The “Materialist Conception of History” 

Ø     What is produced, how it is produced and how it is distributed (exchanged) determines everything else in society. In other words, the mode of production determines the rest of the social structure.

Ø     All modes of production up through capitalism (primitive communalism, slavery, feudalism) were based on class conflict

Ø     A key component of a class system is based on who owns the means of production (tools, land, labor).

 

 “The pattern of ownership of tools and materials generally shapes the system of social classes in a society” (27)

 

“…the richest 10% of the U.S. population owns over 80% of all stocks and almost 90% of all bonds.” …in 1965, the average CEO’s salary was 44 times the average factory worker’s wages, but today that ratio is over 500 to 1.” (27)

 

Other Components of the Marxist Perspective 

Ø     The Class Struggle

Ø     Money reflects or reifies the actual relations between humans in capitalism.

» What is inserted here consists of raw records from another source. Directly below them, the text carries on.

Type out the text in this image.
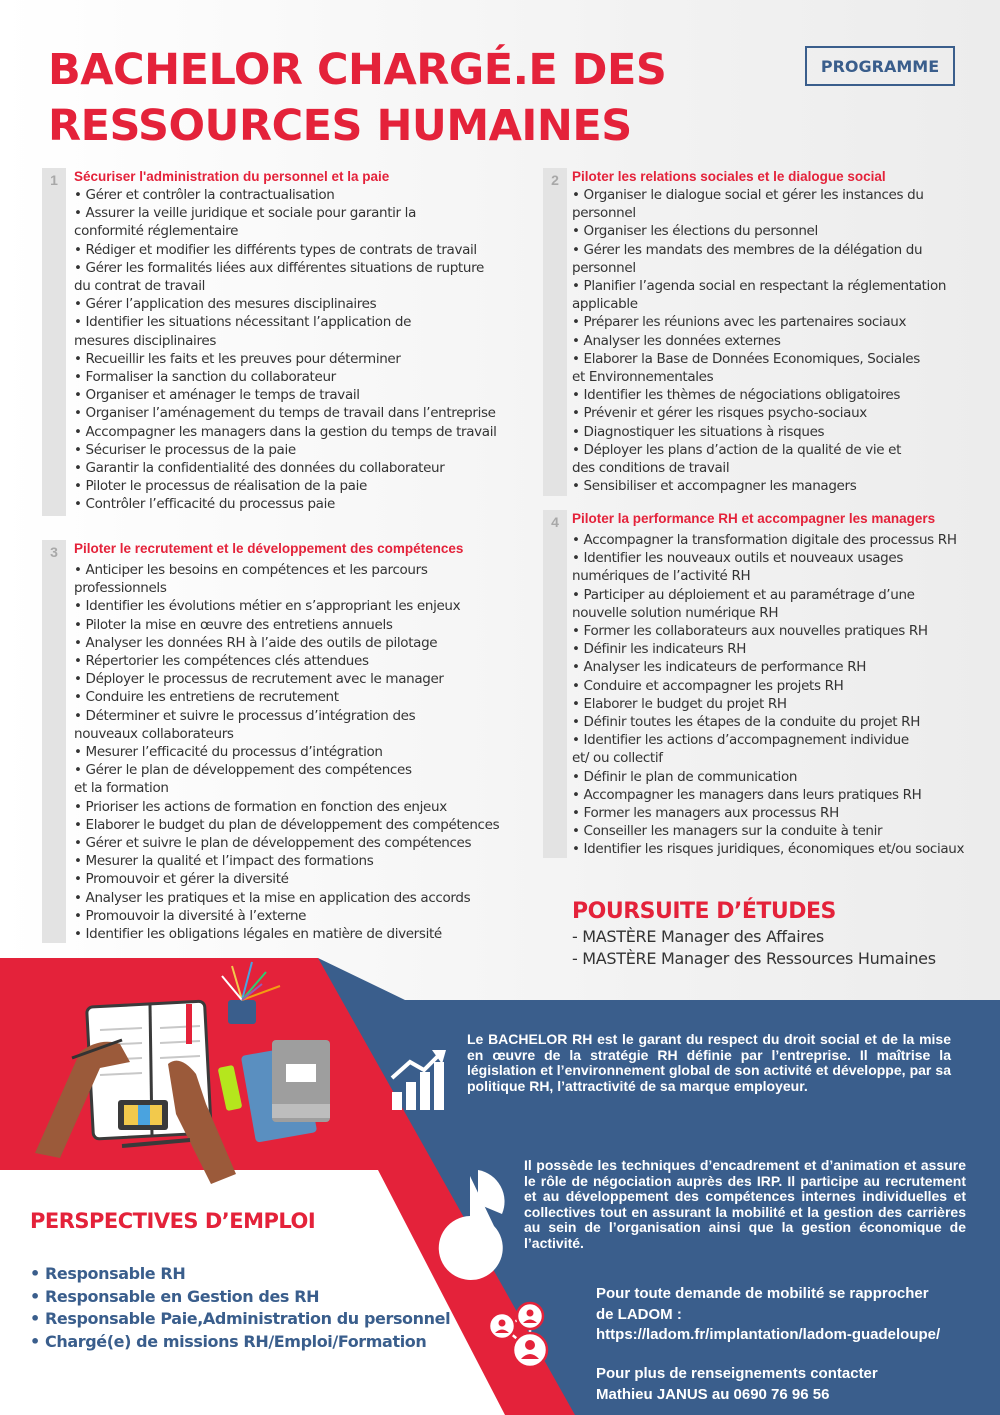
BACHELOR CHARGÉ.E DES
RESSOURCES HUMAINES
PROGRAMME
1	Sécuriser l'administration du personnel et la paie
• Gérer et contrôler la contractualisation
• Assurer la veille juridique et sociale pour garantir la
conformité réglementaire
• Rédiger et modifier les différents types de contrats de travail
• Gérer les formalités liées aux différentes situations de rupture
du contrat de travail
• Gérer l’application des mesures disciplinaires
• Identifier les situations nécessitant l’application de
mesures disciplinaires
• Recueillir les faits et les preuves pour déterminer
• Formaliser la sanction du collaborateur
• Organiser et aménager le temps de travail
• Organiser l’aménagement du temps de travail dans l’entreprise
• Accompagner les managers dans la gestion du temps de travail
• Sécuriser le processus de la paie
• Garantir la confidentialité des données du collaborateur
• Piloter le processus de réalisation de la paie
• Contrôler l’efficacité du processus paie
2 Piloter les relations sociales et le dialogue social
• Organiser le dialogue social et gérer les instances du
personnel
• Organiser les élections du personnel
• Gérer les mandats des membres de la délégation du
personnel
• Planifier l’agenda social en respectant la réglementation
applicable
• Préparer les réunions avec les partenaires sociaux
• Analyser les données externes
• Elaborer la Base de Données Economiques, Sociales
et Environnementales
• Identifier les thèmes de négociations obligatoires
• Prévenir et gérer les risques psycho-sociaux
• Diagnostiquer les situations à risques
• Déployer les plans d’action de la qualité de vie et
des conditions de travail
• Sensibiliser et accompagner les managers
3	Piloter le recrutement et le développement des compétences
• Anticiper les besoins en compétences et les parcours
professionnels
• Identifier les évolutions métier en s’appropriant les enjeux
• Piloter la mise en œuvre des entretiens annuels
• Analyser les données RH à l’aide des outils de pilotage
• Répertorier les compétences clés attendues
• Déployer le processus de recrutement avec le manager
• Conduire les entretiens de recrutement
• Déterminer et suivre le processus d’intégration des
nouveaux collaborateurs
• Mesurer l’efficacité du processus d’intégration
• Gérer le plan de développement des compétences
et la formation
• Prioriser les actions de formation en fonction des enjeux
• Elaborer le budget du plan de développement des compétences
• Gérer et suivre le plan de développement des compétences
• Mesurer la qualité et l’impact des formations
• Promouvoir et gérer la diversité
• Analyser les pratiques et la mise en application des accords
• Promouvoir la diversité à l’externe
• Identifier les obligations légales en matière de diversité
4 Piloter la performance RH et accompagner les managers
• Accompagner la transformation digitale des processus RH
• Identifier les nouveaux outils et nouveaux usages
numériques de l’activité RH
• Participer au déploiement et au paramétrage d’une
nouvelle solution numérique RH
• Former les collaborateurs aux nouvelles pratiques RH
• Définir les indicateurs RH
• Analyser les indicateurs de performance RH
• Conduire et accompagner les projets RH
• Elaborer le budget du projet RH
• Définir toutes les étapes de la conduite du projet RH
• Identifier les actions d’accompagnement individue
et/ ou collectif
• Définir le plan de communication
• Accompagner les managers dans leurs pratiques RH
• Former les managers aux processus RH
• Conseiller les managers sur la conduite à tenir
• Identifier les risques juridiques, économiques et/ou sociaux
POURSUITE D’ÉTUDES
- MASTÈRE Manager des Affaires
- MASTÈRE Manager des Ressources Humaines
Le BACHELOR RH est le garant du respect du droit social et de la mise en œuvre de la stratégie RH définie par l’entreprise. Il maîtrise la législation et l’environnement global de son activité et développe, par sa politique RH, l’attractivité de sa marque employeur.
Il possède les techniques d’encadrement et d’animation et assure le rôle de négociation auprès des IRP. Il participe au recrutement et au développement des compétences internes individuelles et collectives tout en assurant la mobilité et la gestion des carrières au sein de l’organisation ainsi que la gestion économique de l’activité.
PERSPECTIVES D’EMPLOI
• Responsable RH
• Responsable en Gestion des RH
• Responsable Paie,Administration du personnel
• Chargé(e) de missions RH/Emploi/Formation
Pour toute demande de mobilité se rapprocher
de LADOM :
https://ladom.fr/implantation/ladom-guadeloupe/
Pour plus de renseignements contacter
Mathieu JANUS au 0690 76 96 56
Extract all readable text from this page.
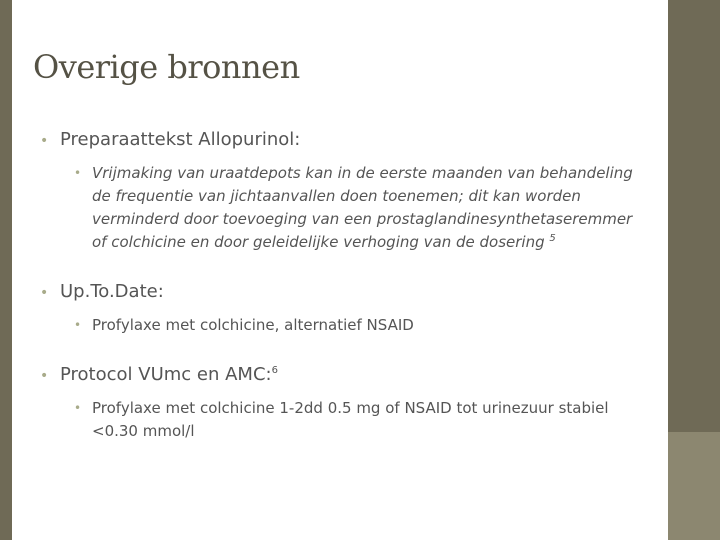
Overige bronnen
• Preparaattekst Allopurinol:
• Vrijmaking van uraatdepots kan in de eerste maanden van behandeling de frequentie van jichtaanvallen doen toenemen; dit kan worden verminderd door toevoeging van een prostaglandinesynthetaseremmer of colchicine en door geleidelijke verhoging van de dosering $^5$
• Up.To.Date:
• Profylaxe met colchicine, alternatief NSAID
• Protocol VUmc en AMC:$^6$
• Profylaxe met colchicine 1-2dd 0.5 mg of NSAID tot urinezuur stabiel <0.30 mmol/l
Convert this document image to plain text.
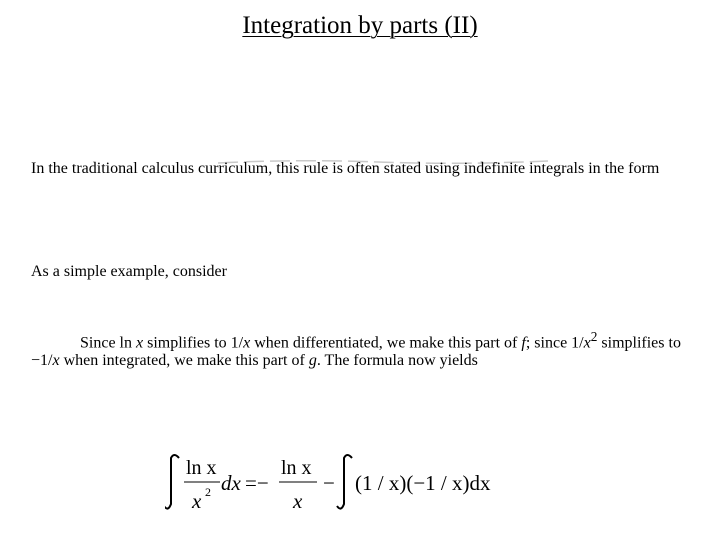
Integration by parts (II)
In the traditional calculus curriculum, this rule is often stated using indefinite integrals in the form
As a simple example, consider
Since ln x simplifies to 1/x when differentiated, we make this part of f; since $1/x^2$ simplifies to −1/x when integrated, we make this part of g. The formula now yields
ln x
x 2 dx =−
ln x
x
− (1 / x)(−1 / x)dx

Ø     All other institutions (legal, political, religious) reinforce the dominant mode of production.

Ø     Everything is commodified, even relations between humans. Authors write about the Beetles’ records being used for commercials, public radio being co-opted by corporations (e.g. Archer-Daniels-Midland), bowl games being given corporate names.

Ø     Labor becoming a commodity was a key moment in history (and poses problems for it comes with a human attached).

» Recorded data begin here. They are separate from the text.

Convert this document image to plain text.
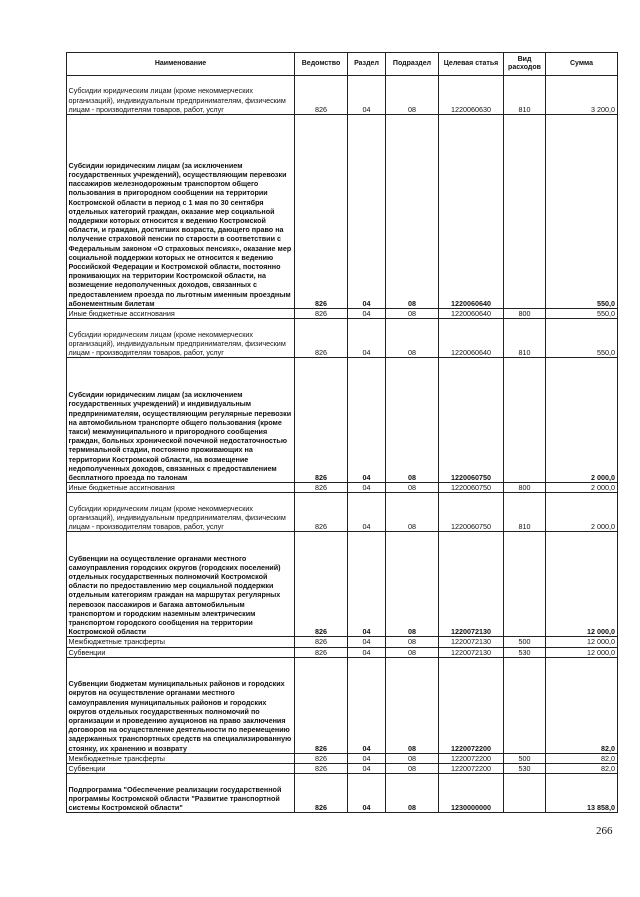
Наименование	Ведомство	Раздел	Подраздел	Целевая статья	Вид расходов	Сумма
Субсидии юридическим лицам (кроме некоммерческих организаций), индивидуальным предпринимателям, физическим лицам - производителям товаров, работ, услуг	826	04	08	1220060630	810	3 200,0
Субсидии юридическим лицам (за исключением государственных учреждений), осуществляющим перевозки пассажиров железнодорожным транспортом общего пользования в пригородном сообщении на территории Костромской области в период с 1 мая по 30 сентября отдельных категорий граждан, оказание мер социальной поддержки которых относится к ведению Костромской области, и граждан, достигших возраста, дающего право на получение страховой пенсии по старости в соответствии с Федеральным законом «О страховых пенсиях», оказание мер социальной поддержки которых не относится к ведению Российской Федерации и Костромской области, постоянно проживающих на территории Костромской области, на возмещение недополученных доходов, связанных с предоставлением проезда по льготным именным проездным абонементным билетам	826	04	08	1220060640		550,0
Иные бюджетные ассигнования	826	04	08	1220060640	800	550,0
Субсидии юридическим лицам (кроме некоммерческих организаций), индивидуальным предпринимателям, физическим лицам - производителям товаров, работ, услуг	826	04	08	1220060640	810	550,0
Субсидии юридическим лицам (за исключением государственных учреждений) и индивидуальным предпринимателям, осуществляющим регулярные перевозки на автомобильном транспорте общего пользования (кроме такси) межмуниципального и пригородного сообщения граждан, больных хронической почечной недостаточностью терминальной стадии, постоянно проживающих на территории Костромской области, на возмещение недополученных доходов, связанных с предоставлением бесплатного проезда по талонам	826	04	08	1220060750		2 000,0
Иные бюджетные ассигнования	826	04	08	1220060750	800	2 000,0
Субсидии юридическим лицам (кроме некоммерческих организаций), индивидуальным предпринимателям, физическим лицам - производителям товаров, работ, услуг	826	04	08	1220060750	810	2 000,0
Субвенции на осуществление органами местного самоуправления городских округов (городских поселений) отдельных государственных полномочий Костромской области по предоставлению мер социальной поддержки отдельным категориям граждан на маршрутах регулярных перевозок пассажиров и багажа автомобильным транспортом и городским наземным электрическим транспортом городского сообщения на территории Костромской области	826	04	08	1220072130		12 000,0
Межбюджетные трансферты	826	04	08	1220072130	500	12 000,0
Субвенции	826	04	08	1220072130	530	12 000,0
Субвенции бюджетам муниципальных районов и городских округов на осуществление органами местного самоуправления муниципальных районов и городских округов отдельных государственных полномочий по организации и проведению аукционов на право заключения договоров на осуществление деятельности по перемещению задержанных транспортных средств на специализированную стоянку, их хранению и возврату	826	04	08	1220072200		82,0
Межбюджетные трансферты	826	04	08	1220072200	500	82,0
Субвенции	826	04	08	1220072200	530	82,0
Подпрограмма "Обеспечение реализации государственной программы Костромской области "Развитие транспортной системы Костромской области"	826	04	08	1230000000		13 858,0
266
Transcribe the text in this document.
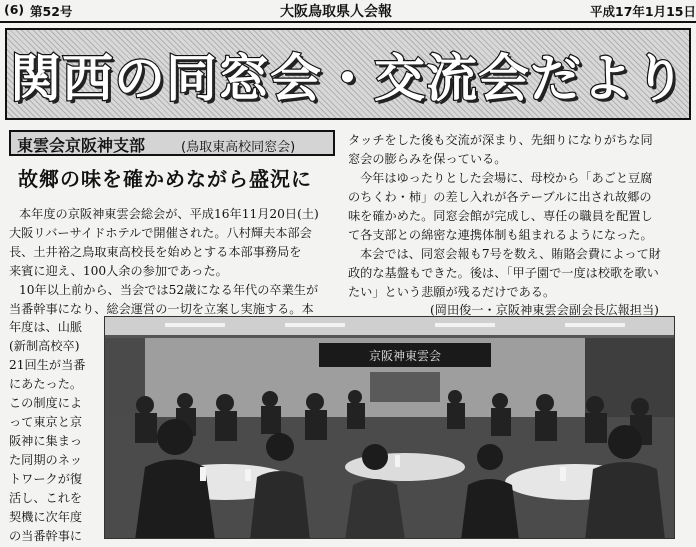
(6) 第52号	大阪鳥取県人会報	平成17年1月15日
関西の同窓会・交流会だより
東雲会京阪神支部	(鳥取東高校同窓会)
故郷の味を確かめながら盛況に
本年度の京阪神東雲会総会が、平成16年11月20日(土)
大阪リバーサイドホテルで開催された。八村輝夫本部会
長、土井裕之鳥取東高校長を始めとする本部事務局を
来賓に迎え、100人余の参加であった。
10年以上前から、当会では52歳になる年代の卒業生が
当番幹事になり、総会運営の一切を立案し実施する。本
年度は、山脈
(新制高校卒)
21回生が当番
にあたった。
この制度によ
って東京と京
阪神に集まっ
た同期のネッ
トワークが復
活し、これを
契機に次年度
の当番幹事に
タッチをした後も交流が深まり、先細りになりがちな同
窓会の膨らみを保っている。
今年はゆったりとした会場に、母校から「あごと豆腐
のちくわ・柿」の差し入れが各テーブルに出され故郷の
味を確かめた。同窓会館が完成し、専任の職員を配置し
て各支部との綿密な連携体制も組まれるようになった。
本会では、同窓会報も7号を数え、賄賂会費によって財
政的な基盤もできた。後は、「甲子園で一度は校歌を歌い
たい」という悲願が残るだけである。
(岡田俊一・京阪神東雲会副会長広報担当)
京阪神東雲会
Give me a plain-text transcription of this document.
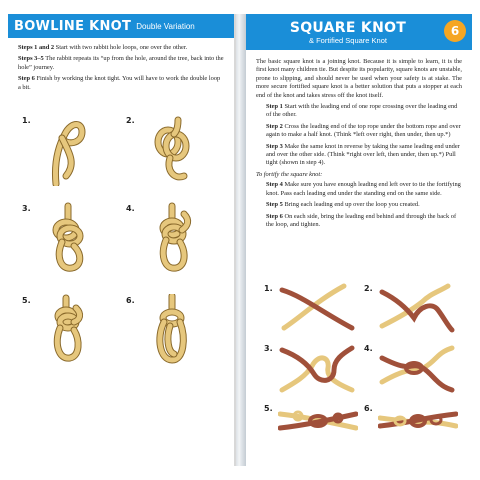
BOWLINE KNOT Double Variation

Steps 1 and 2 Start with two rabbit hole loops, one over the other.

Steps 3–5 The rabbit repeats its “up from the hole, around the tree, back into the hole” journey.

Step 6 Finish by working the knot tight. You will have to work the double loop a bit.

1.	2.
3.	4.
5.	6.
SQUARE KNOT
& Fortified Square Knot
6

The basic square knot is a joining knot. Because it is simple to learn, it is the first knot many children tie. But despite its popularity, square knots are unstable, prone to slipping, and should never be used when your safety is at stake. The more secure fortified square knot is a better solution that puts a stopper at each end of the knot and takes stress off the knot itself.

Step 1 Start with the leading end of one rope crossing over the leading end of the other.

Step 2 Cross the leading end of the top rope under the bottom rope and over again to make a half knot. (Think *left over right, then under, then up.*)

Step 3 Make the same knot in reverse by taking the same leading end under and over the other side. (Think *right over left, then under, then up.*) Pull tight (shown in step 4).

To fortify the square knot:

Step 4 Make sure you have enough leading end left over to tie the fortifying knot. Pass each leading end under the standing end on the same side.

Step 5 Bring each leading end up over the loop you created.

Step 6 On each side, bring the leading end behind and through the back of the loop, and tighten.

1.	2.
3.	4.
5.	6.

Ø     Labor power, not labor, is what is being sold to the capitalist.

Ø     Capitalisms potential for crisis: Employer has interest in oppressing workers, reducing wages, raising productivity and lengthening the work day; but this creates potential for a realization crisis – you have produced goods that you cannot sell.

     

The Labor Theory of Value 

“The worker therefore only feels himself outside his work, and in his work feels outside himself. He is at home when he is not working, and when he is working he is not at home.”

 

Ø     The division of labor, first developed by A. Smith, is understood by Marx to create this effect of alienating labor from the work process. It separates mental from manual labor. It fragments work itself to disenfranchise the worker and de-skill the work process.

 

“…generating ever more tasks demanding simple, repetitive motions but not much knowledge or control of the whole production process.” (37)  (for example: the steel industry, Frederick Turner – the father of scientific management)

 

Ø     Surplus Value and socially necessary labor-time: Workers work part of the day creating product value that reproduces the cost of their wages. The remainder of the day is used to produce surplus value which is the origin of profit, rent and interest.

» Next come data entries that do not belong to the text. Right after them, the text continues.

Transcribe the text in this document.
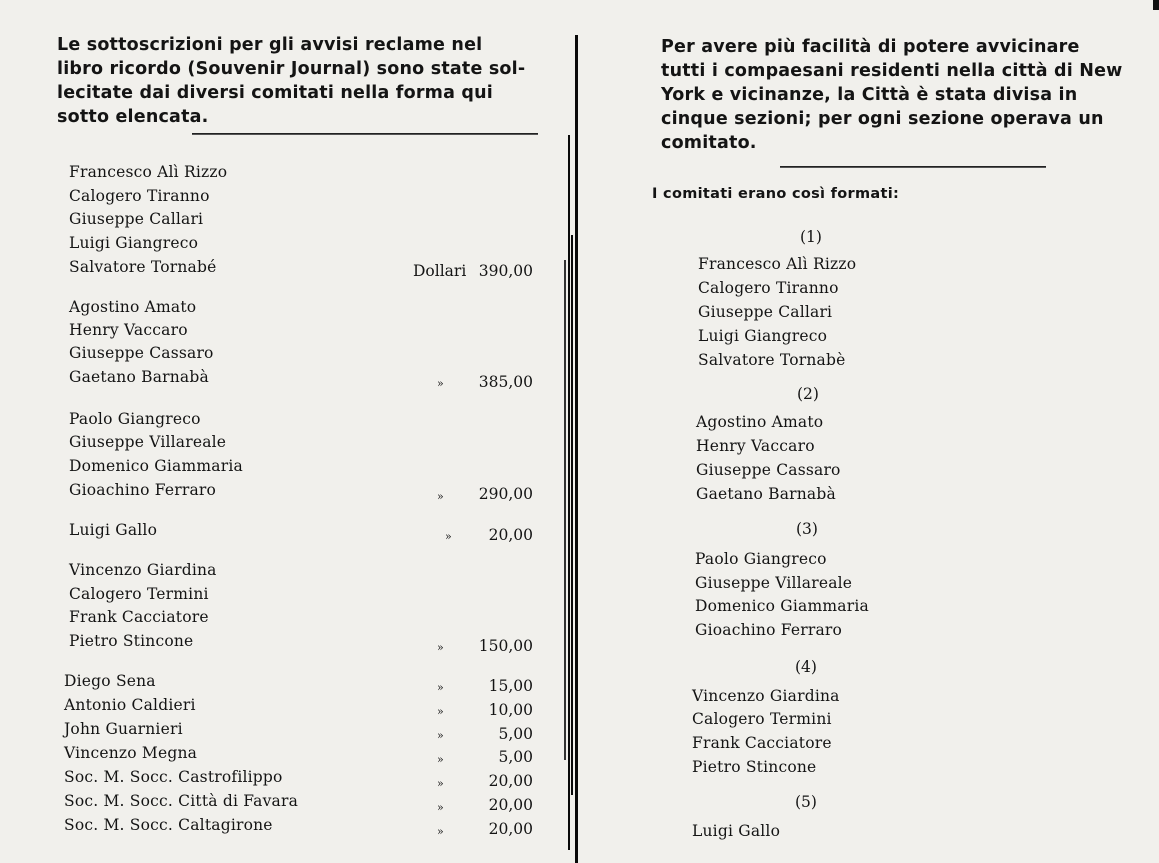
Le sottoscrizioni per gli avvisi reclame nel
libro ricordo (Souvenir Journal) sono state sol-
lecitate dai diversi comitati nella forma qui
sotto elencata.
Francesco Alì Rizzo
Calogero Tiranno
Giuseppe Callari
Luigi Giangreco
Salvatore Tornabé	Dollari 390,00
Agostino Amato
Henry Vaccaro
Giuseppe Cassaro
Gaetano Barnabà	» 385,00
Paolo Giangreco
Giuseppe Villareale
Domenico Giammaria
Gioachino Ferraro	» 290,00
Luigi Gallo	» 20,00
Vincenzo Giardina
Calogero Termini
Frank Cacciatore
Pietro Stincone	» 150,00
Diego Sena	»	15,00
Antonio Caldieri	»	10,00
John Guarnieri	»	5,00
Vincenzo Megna	»	5,00
Soc. M. Socc. Castrofilippo	»	20,00
Soc. M. Socc. Città di Favara	»	20,00
Soc. M. Socc. Caltagirone	»	20,00
Per avere più facilità di potere avvicinare
tutti i compaesani residenti nella città di New
York e vicinanze, la Città è stata divisa in
cinque sezioni; per ogni sezione operava un
comitato.
I comitati erano così formati:
(1)
Francesco Alì Rizzo
Calogero Tiranno
Giuseppe Callari
Luigi Giangreco
Salvatore Tornabè
(2)
Agostino Amato
Henry Vaccaro
Giuseppe Cassaro
Gaetano Barnabà
(3)
Paolo Giangreco
Giuseppe Villareale
Domenico Giammaria
Gioachino Ferraro
(4)
Vincenzo Giardina
Calogero Termini
Frank Cacciatore
Pietro Stincone
(5)
Luigi Gallo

Ø     Advances in Technology can temporarily solve the capitalist’s dilemma by speeding up the output produced per hour and thus reducing his/her need for workers – but this creates the realization crisis mentioned before.

Ø     Other Tactics: cut wages, speed up work, bust labor unions, move (or threaten to move) production elsewhere, maintain a reserve army of the unemployed.

Ø     Other problems with capitalism: Subject to booms and busts, tendency to produce centralization and concentration of capital. The organic composition of capital would continue to grow.

 

Marx’s Final Retort: “…the expropriators would finally be expropriated.”